Campaign Kryptonite

48192 schieffer CBS

It always sounds good to say that a tough primary makes for a much stronger candidate in the fall campaign.

But I'm not sure it's ever been true. I remember how Ronald Reagan cut up Gerald Ford in 1976 and I never thought it helped Ford all that much.

Nor did I ever believe Jimmy Carter was helped when Ted Kennedy challenged him in 1980.

Whatever the case, neither Ford nor Carter won after those primary challenges. Carter bested Ford in '76, then lost to Reagan in '80.

And this year? Sure, Al Gore got himself a new wardrobe and overhauled his campaign staff. I give him good marks for that, just as George Bush gets high marks for raising so much money so fast.

But I think both of them come away from the primaries as weaker candidates.

When Bill Bradley brought out that Gore didn't always give straight answers about his past voting record, it raised questions about Gore's veracity. That's not a good thing when you're Bill Clinton's vice president and you're trying to explain to voters that you're not like Bill Clinton.

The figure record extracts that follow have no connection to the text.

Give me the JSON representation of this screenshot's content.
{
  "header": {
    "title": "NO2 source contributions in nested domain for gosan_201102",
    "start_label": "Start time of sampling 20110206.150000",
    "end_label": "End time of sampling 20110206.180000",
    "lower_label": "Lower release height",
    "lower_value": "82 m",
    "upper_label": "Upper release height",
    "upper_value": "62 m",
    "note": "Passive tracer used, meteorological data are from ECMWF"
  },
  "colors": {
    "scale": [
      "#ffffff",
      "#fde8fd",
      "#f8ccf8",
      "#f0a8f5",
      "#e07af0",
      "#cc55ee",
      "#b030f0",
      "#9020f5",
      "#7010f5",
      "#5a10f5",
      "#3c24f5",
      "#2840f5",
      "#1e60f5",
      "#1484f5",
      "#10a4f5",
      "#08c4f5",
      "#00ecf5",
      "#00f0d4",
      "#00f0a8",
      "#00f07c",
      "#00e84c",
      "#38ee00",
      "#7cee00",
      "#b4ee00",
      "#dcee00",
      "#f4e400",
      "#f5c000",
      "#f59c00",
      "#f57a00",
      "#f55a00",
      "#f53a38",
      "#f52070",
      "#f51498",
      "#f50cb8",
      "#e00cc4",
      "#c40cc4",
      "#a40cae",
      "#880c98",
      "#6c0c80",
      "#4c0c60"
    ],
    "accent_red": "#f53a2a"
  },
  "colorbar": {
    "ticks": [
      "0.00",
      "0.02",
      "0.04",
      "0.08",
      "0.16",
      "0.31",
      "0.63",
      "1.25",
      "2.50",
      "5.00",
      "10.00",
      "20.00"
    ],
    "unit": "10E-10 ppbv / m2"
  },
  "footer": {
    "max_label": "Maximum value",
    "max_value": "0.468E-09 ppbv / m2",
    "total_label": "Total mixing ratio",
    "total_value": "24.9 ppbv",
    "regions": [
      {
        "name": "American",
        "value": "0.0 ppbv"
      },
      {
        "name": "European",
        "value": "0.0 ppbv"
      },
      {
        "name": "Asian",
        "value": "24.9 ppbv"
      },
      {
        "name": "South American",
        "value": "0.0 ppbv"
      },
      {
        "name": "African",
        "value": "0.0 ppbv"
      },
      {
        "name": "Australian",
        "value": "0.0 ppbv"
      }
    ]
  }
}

Bush fared even worse. He began as the good natured candidate whose bipartisan approach to being governor of Texas promised a Big Tent philosophy that would bring new voters into the Republican Party.

But then his campaign turned right and there he was courting the religious right and complaining about Democrats voting in Republican primaries.

And, when his friends secretly launched sleazy ads attacking McCain, Bush said the ads weren't helping him, but he couldn't do anything about them.

Taken at his word, that suggests he has lost control of his own partisans, hardly a plus.

It's still a long time until November, but both candidates have picked up some heavy baggage and how they handle it will go a long way toward determing which of them will eventually become president.